Counting Down by Deborah Gold – When Deborah Gold and her husband signed up to foster parent in their rural mountain community, they did not foresee that it would lead to a roller-coaster fifteen years of involvement with a traumatized yet resilient birth family. They fell in love with Michael (a toddler when he came to them), yet they had to reckon with the knowledge that he could leave their lives at any time.
In Counting Down, Gold tells the story of forging a family within a confounding system. We meet social workers, a birth mother with the courage to give her children the childhood she never had herself, and a father parenting from prison. We also encounter members of a remarkable fellowship of Appalachian foster parents—gay, straight, right, left, evangelical, and atheist—united by love, loss, and quality hand-me-downs.
Gold’s memoir is one of the few books to deliver a foster parent’s perspective (and, through Michael’s own poetry and essays, that of a former foster child). In it, she shakes up common assumptions and offers a powerfully frank and hopeful look at an experience often portrayed as bleak.
What I thought: This book made me uncomfortable…it seemed the author was obsessed with this little boy and I find it disturbing. Some of the stories were interesting but I just couldn’t get past the ickiness.
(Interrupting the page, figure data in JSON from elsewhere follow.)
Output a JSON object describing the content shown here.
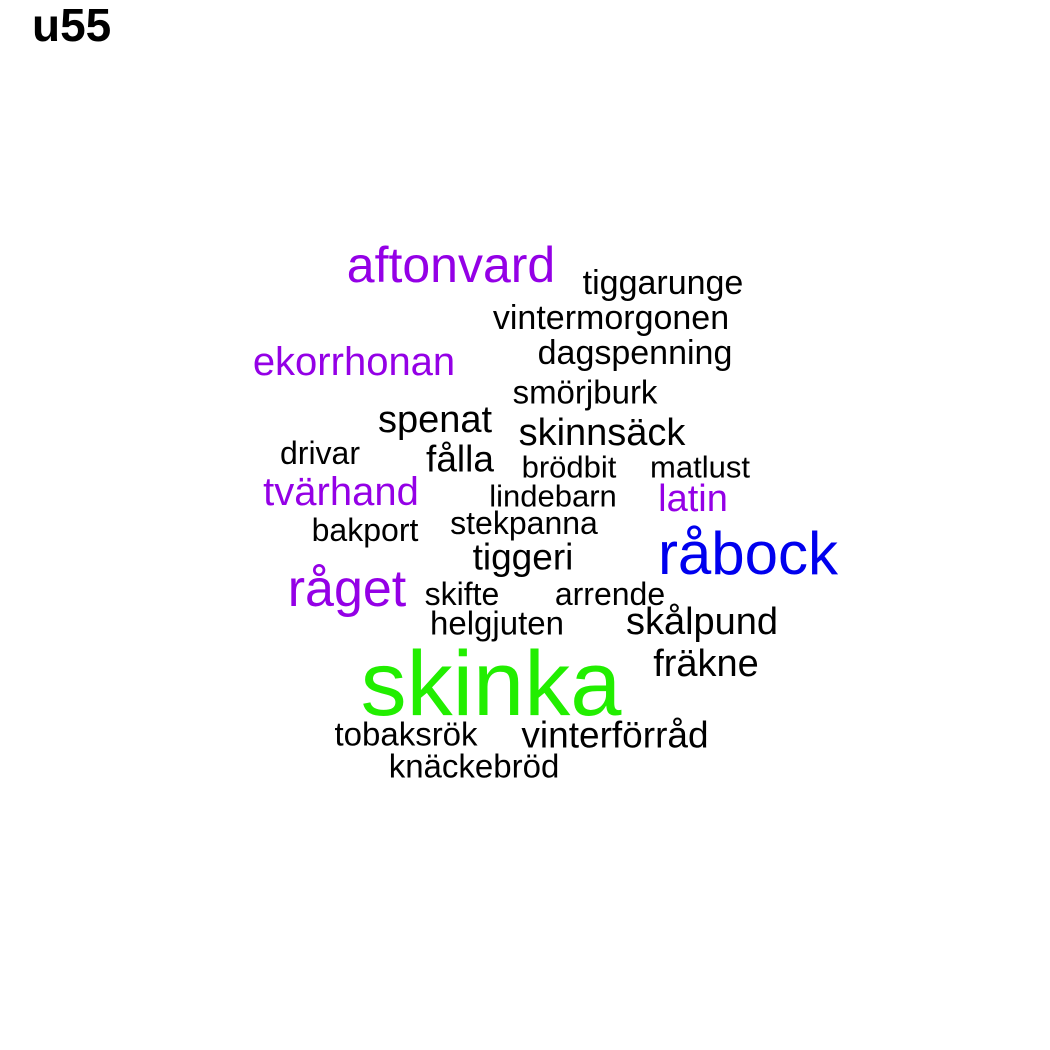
{
  "title": "u55",
  "colors": {
    "purple": "#9400e6",
    "blue": "#0000ee",
    "green": "#22ee00",
    "black": "#000000"
  },
  "words": [
    {
      "text": "aftonvard",
      "color": "purple"
    },
    {
      "text": "tiggarunge",
      "color": "black"
    },
    {
      "text": "vintermorgonen",
      "color": "black"
    },
    {
      "text": "ekorrhonan",
      "color": "purple"
    },
    {
      "text": "dagspenning",
      "color": "black"
    },
    {
      "text": "smörjburk",
      "color": "black"
    },
    {
      "text": "spenat",
      "color": "black"
    },
    {
      "text": "skinnsäck",
      "color": "black"
    },
    {
      "text": "drivar",
      "color": "black"
    },
    {
      "text": "fålla",
      "color": "black"
    },
    {
      "text": "brödbit",
      "color": "black"
    },
    {
      "text": "matlust",
      "color": "black"
    },
    {
      "text": "tvärhand",
      "color": "purple"
    },
    {
      "text": "lindebarn",
      "color": "black"
    },
    {
      "text": "latin",
      "color": "purple"
    },
    {
      "text": "bakport",
      "color": "black"
    },
    {
      "text": "stekpanna",
      "color": "black"
    },
    {
      "text": "råbock",
      "color": "blue"
    },
    {
      "text": "tiggeri",
      "color": "black"
    },
    {
      "text": "råget",
      "color": "purple"
    },
    {
      "text": "skifte",
      "color": "black"
    },
    {
      "text": "arrende",
      "color": "black"
    },
    {
      "text": "helgjuten",
      "color": "black"
    },
    {
      "text": "skålpund",
      "color": "black"
    },
    {
      "text": "fräkne",
      "color": "black"
    },
    {
      "text": "skinka",
      "color": "green"
    },
    {
      "text": "tobaksrök",
      "color": "black"
    },
    {
      "text": "vinterförråd",
      "color": "black"
    },
    {
      "text": "knäckebröd",
      "color": "black"
    }
  ]
}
Talking to My Daughter About the Economy by Yanis Varoufakis – Yanis Varoufakis has appeared before heads of nations, assemblies of experts, and countless students around the world. Now, he faces his most important–and difficult–audience yet. Using clear language and vivid examples, Varoufakis offers a series of letters to his young daughter about the economy: how it operates, where it came from, how it benefits some while impoverishing others. Taking bankers and politicians to task, he explains the historical origins of inequality among and within nations, questions the pervasive notion that everything has its price, and shows why economic instability is a chronic risk. Finally, he discusses the inability of market-driven policies to address the rapidly declining health of the planet his daughter’s generation stands to inherit.
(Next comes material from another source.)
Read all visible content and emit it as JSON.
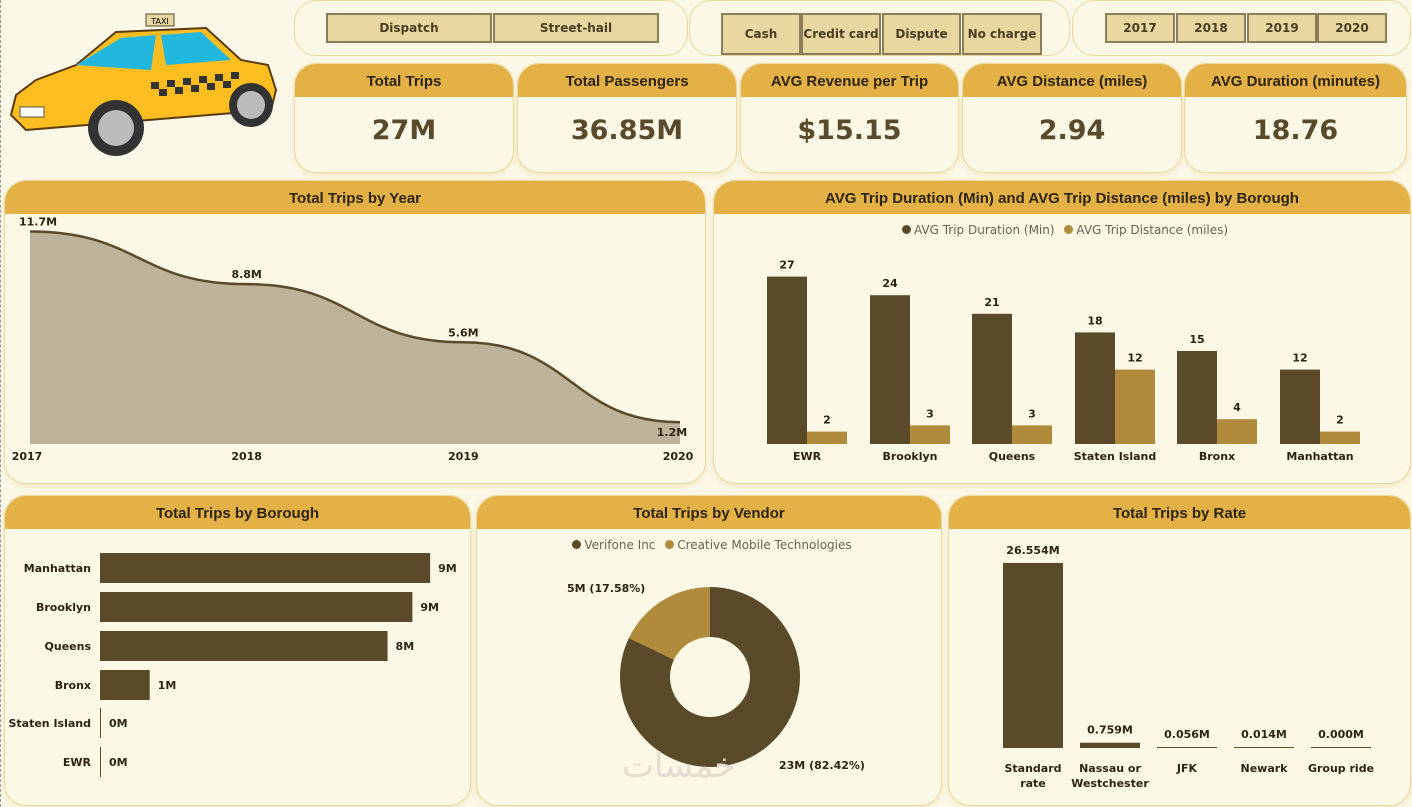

Throughout, Varoufakis wears his expertise lightly. He writes as a parent whose aim is to instruct his daughter on the fundamental questions of our age–and through that knowledge, to equip her against the failures and obfuscations of our current system and point the way toward a more democratic alternative.
What I thought: I enjoyed this book, the author wrote like he is writing to his daughter and it made it very easy to understand with many examples.
400 Photographs by Ansel Adams – Ansel Adams: 400 Photographs presents the full spectrum of Adams’ work in a single volume for the first time, offering the largest available compilation from his legendary photographic career. Beautifully produced and presented in an attractive landscape trim, Ansel Adams: 400 Photographs will appeal to a general gift-book audience as well as Adams’ legions of dedicated fans and students.
The photographs are arranged chronologically into five major periods, from his first photographs made in Yosemite and the High Sierra in 1916 to his work in the National Parks in the 1940s up to his last important photographs from the 1960s. An introduction and brief essays on selected images provide information about Adams’ life, document the evolution of his technique, and give voice to his artistic vision.
Few artists of any era can claim to have produced four hundred images of lasting beauty and significance. It is a testament to Adams’ vision and lifetime of hard work that a book of this scale can be compiled. Ansel Adams: 400 Photographs is a must-have for anyone who appreciates photography and the allure of the natural world.
What I thought: Of course I enjoyed looking at a book from a photographer. There were many favorite images, but some I felt meh about. I will definitely keep the book around though!
That finishes the list of what I read in October! Let me know what books you have been loving lately!